Top of the Short List – China Media Express$CCME $NDAQ $AAPL $$ $SNE $NKE

Top of the Short Interest List – CCME

China MediaExpress Holdings, Inc. topped the most viewed list at #1 on the List of Short Interest over at Nasdaq.com (NDAQ). The day before, it ranked #1 on the Forbes China “Up-And-Comers” list of “China’s best small businesses.” It was the best of times, it was the worst of times.

China MediaExpress has already signed contracts with many prestigious global and Chinese domestic companies or their distributors such as Apple (AAPL), Sony (SNE), Toshiba (TOSYY), Adidas (ADDYY), Nike (NKE), Samsung, Phillips, Skyworth, Supor and others, to feature their most popular products on SWITOW and is expecting others to join the platform.

I just wanted to see if I could find any reason at all to sell.

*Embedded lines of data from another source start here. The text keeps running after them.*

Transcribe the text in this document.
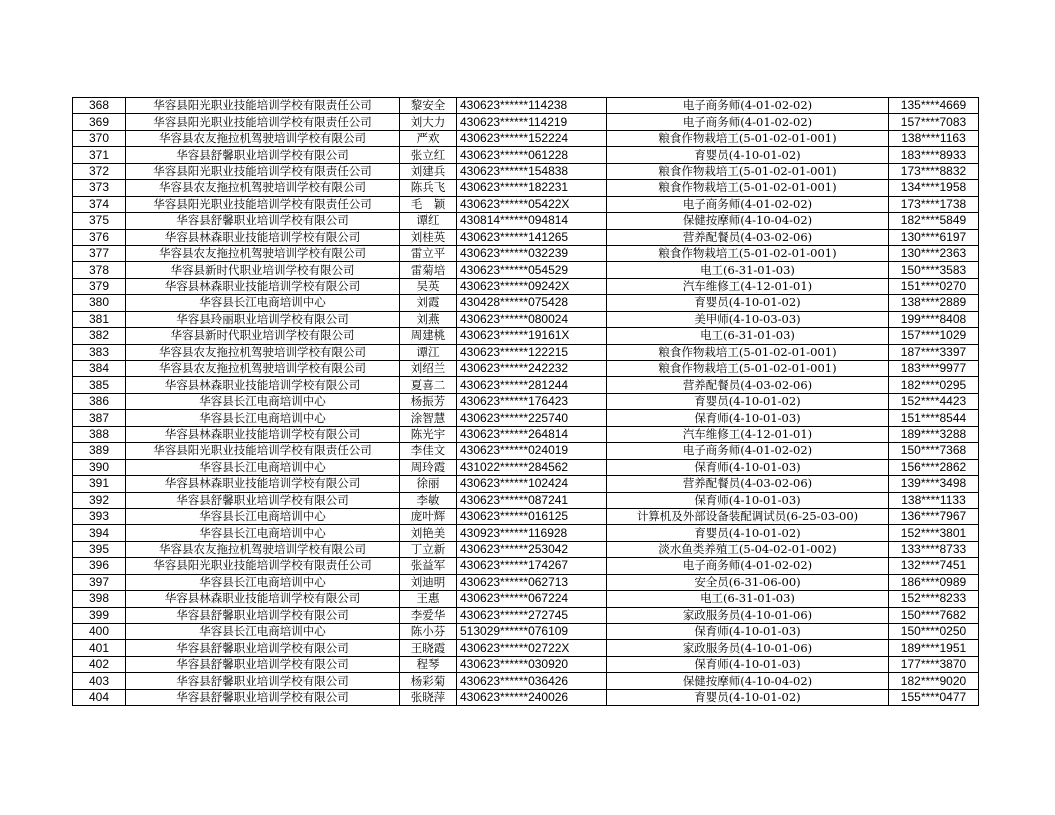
368	华容县阳光职业技能培训学校有限责任公司	黎安全	430623******114238	电子商务师(4-01-02-02)	135****4669
369	华容县阳光职业技能培训学校有限责任公司	刘大力	430623******114219	电子商务师(4-01-02-02)	157****7083
370	华容县农友拖拉机驾驶培训学校有限公司	严欢	430623******152224	粮食作物栽培工(5-01-02-01-001)	138****1163
371	华容县舒馨职业培训学校有限公司	张立红	430623******061228	育婴员(4-10-01-02)	183****8933
372	华容县阳光职业技能培训学校有限责任公司	刘建兵	430623******154838	粮食作物栽培工(5-01-02-01-001)	173****8832
373	华容县农友拖拉机驾驶培训学校有限公司	陈兵飞	430623******182231	粮食作物栽培工(5-01-02-01-001)	134****1958
374	华容县阳光职业技能培训学校有限责任公司	毛　颖	430623******05422X	电子商务师(4-01-02-02)	173****1738
375	华容县舒馨职业培训学校有限公司	谭红	430814******094814	保健按摩师(4-10-04-02)	182****5849
376	华容县林森职业技能培训学校有限公司	刘桂英	430623******141265	营养配餐员(4-03-02-06)	130****6197
377	华容县农友拖拉机驾驶培训学校有限公司	雷立平	430623******032239	粮食作物栽培工(5-01-02-01-001)	130****2363
378	华容县新时代职业培训学校有限公司	雷菊培	430623******054529	电工(6-31-01-03)	150****3583
379	华容县林森职业技能培训学校有限公司	吴英	430623******09242X	汽车维修工(4-12-01-01)	151****0270
380	华容县长江电商培训中心	刘霞	430428******075428	育婴员(4-10-01-02)	138****2889
381	华容县玲丽职业培训学校有限公司	刘燕	430623******080024	美甲师(4-10-03-03)	199****8408
382	华容县新时代职业培训学校有限公司	周建桃	430623******19161X	电工(6-31-01-03)	157****1029
383	华容县农友拖拉机驾驶培训学校有限公司	谭江	430623******122215	粮食作物栽培工(5-01-02-01-001)	187****3397
384	华容县农友拖拉机驾驶培训学校有限公司	刘绍兰	430623******242232	粮食作物栽培工(5-01-02-01-001)	183****9977
385	华容县林森职业技能培训学校有限公司	夏喜二	430623******281244	营养配餐员(4-03-02-06)	182****0295
386	华容县长江电商培训中心	杨振芳	430623******176423	育婴员(4-10-01-02)	152****4423
387	华容县长江电商培训中心	涂智慧	430623******225740	保育师(4-10-01-03)	151****8544
388	华容县林森职业技能培训学校有限公司	陈光宇	430623******264814	汽车维修工(4-12-01-01)	189****3288
389	华容县阳光职业技能培训学校有限责任公司	李佳文	430623******024019	电子商务师(4-01-02-02)	150****7368
390	华容县长江电商培训中心	周玲霞	431022******284562	保育师(4-10-01-03)	156****2862
391	华容县林森职业技能培训学校有限公司	徐丽	430623******102424	营养配餐员(4-03-02-06)	139****3498
392	华容县舒馨职业培训学校有限公司	李敏	430623******087241	保育师(4-10-01-03)	138****1133
393	华容县长江电商培训中心	庞叶辉	430623******016125	计算机及外部设备装配调试员(6-25-03-00)	136****7967
394	华容县长江电商培训中心	刘艳美	430923******116928	育婴员(4-10-01-02)	152****3801
395	华容县农友拖拉机驾驶培训学校有限公司	丁立新	430623******253042	淡水鱼类养殖工(5-04-02-01-002)	133****8733
396	华容县阳光职业技能培训学校有限责任公司	张益军	430623******174267	电子商务师(4-01-02-02)	132****7451
397	华容县长江电商培训中心	刘迪明	430623******062713	安全员(6-31-06-00)	186****0989
398	华容县林森职业技能培训学校有限公司	王惠	430623******067224	电工(6-31-01-03)	152****8233
399	华容县舒馨职业培训学校有限公司	李爱华	430623******272745	家政服务员(4-10-01-06)	150****7682
400	华容县长江电商培训中心	陈小芬	513029******076109	保育师(4-10-01-03)	150****0250
401	华容县舒馨职业培训学校有限公司	王晓霞	430623******02722X	家政服务员(4-10-01-06)	189****1951
402	华容县舒馨职业培训学校有限公司	程琴	430623******030920	保育师(4-10-01-03)	177****3870
403	华容县舒馨职业培训学校有限公司	杨彩菊	430623******036426	保健按摩师(4-10-04-02)	182****9020
404	华容县舒馨职业培训学校有限公司	张晓萍	430623******240026	育婴员(4-10-01-02)	155****0477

My friend who runs the Trading China Website puts it best: The risk here in Chinese Microcaps is not that one or two China stocks get hit, but that some kind of scripted action, involving Barron’s and TheStreet.com, Greenberg and CNBC, a bunch of newly founded “research firms” and several bloggers like Tyler Durden, act in concert to successfully kill demand for China stocks. And with an expected drop in the general markets in the second half of January, our stocks might drop twice as hard and they all will celebrate their successful attacks, tell the world how right they were, and secretly lock in their profits. They will pose as saviors who bring justice to fraudulent Chinese communists, and save good, innocent American investors from falling into a “trap”. Every single case of fraud, and there will be more, makes their case stronger. It’s like a game, in an environment like this it just seems too easy to play, and they have jokers up their sleeves, like the announced SEC investigation.

What my friend doesn’t realize is that I know first hand that the news staff at TheStreet.com is not permitted to hold positions in stocks. I am not sure about the rest of them. That said, I’m not on the staff at TheStreet.com. I’m a guest contributor and receive no compensation. I do this for fun/free and wouldn’t consider it if I wasn’t allowed to own stocks… as owning stocks is probably my favorite thing in life right now.

As for CCME:

1. It’s a dividend stock.
2. It’s a growth stock.
3. It’s a value stock.
4. It’s a short squeeze.
5. It’s marginable.
6. It’s optionable.

I would point out the following (this is my opinion, and I could be wrong, always like to reserve the right to be 100% wrong, this is just my perception): It appears to me that Herb Greenberg reverse engineers his mental framework and incorrectly uses the scientific method. That is to say, he starts with the conclusion that all Chinese companies are fraudulent and then works backwards to develop negatively biased arguments against them, some of which he makes up or perpetuates from other sources that have made it up. Good logic does not start with the conclusion in mind that every Chinese company is a fraud and work back from there to come up with allegations. You must first start with the hypothesis that Chinese stocks are fraudulent and then seek to disprove it or you must start out with the hypothesis that Chinese stocks are real and try to disprove it. But, starting with what you perceive to be the conclusion and then working backwards to develop your argument to support that conclusion is the wrong way.

It’s also worth noting that Herb Greenberg’s pessimism is priced into the stocks. They come at a discount because nobody believes they are real, except the companies, the auditors, and who will likely become the next generation of “successful investors.”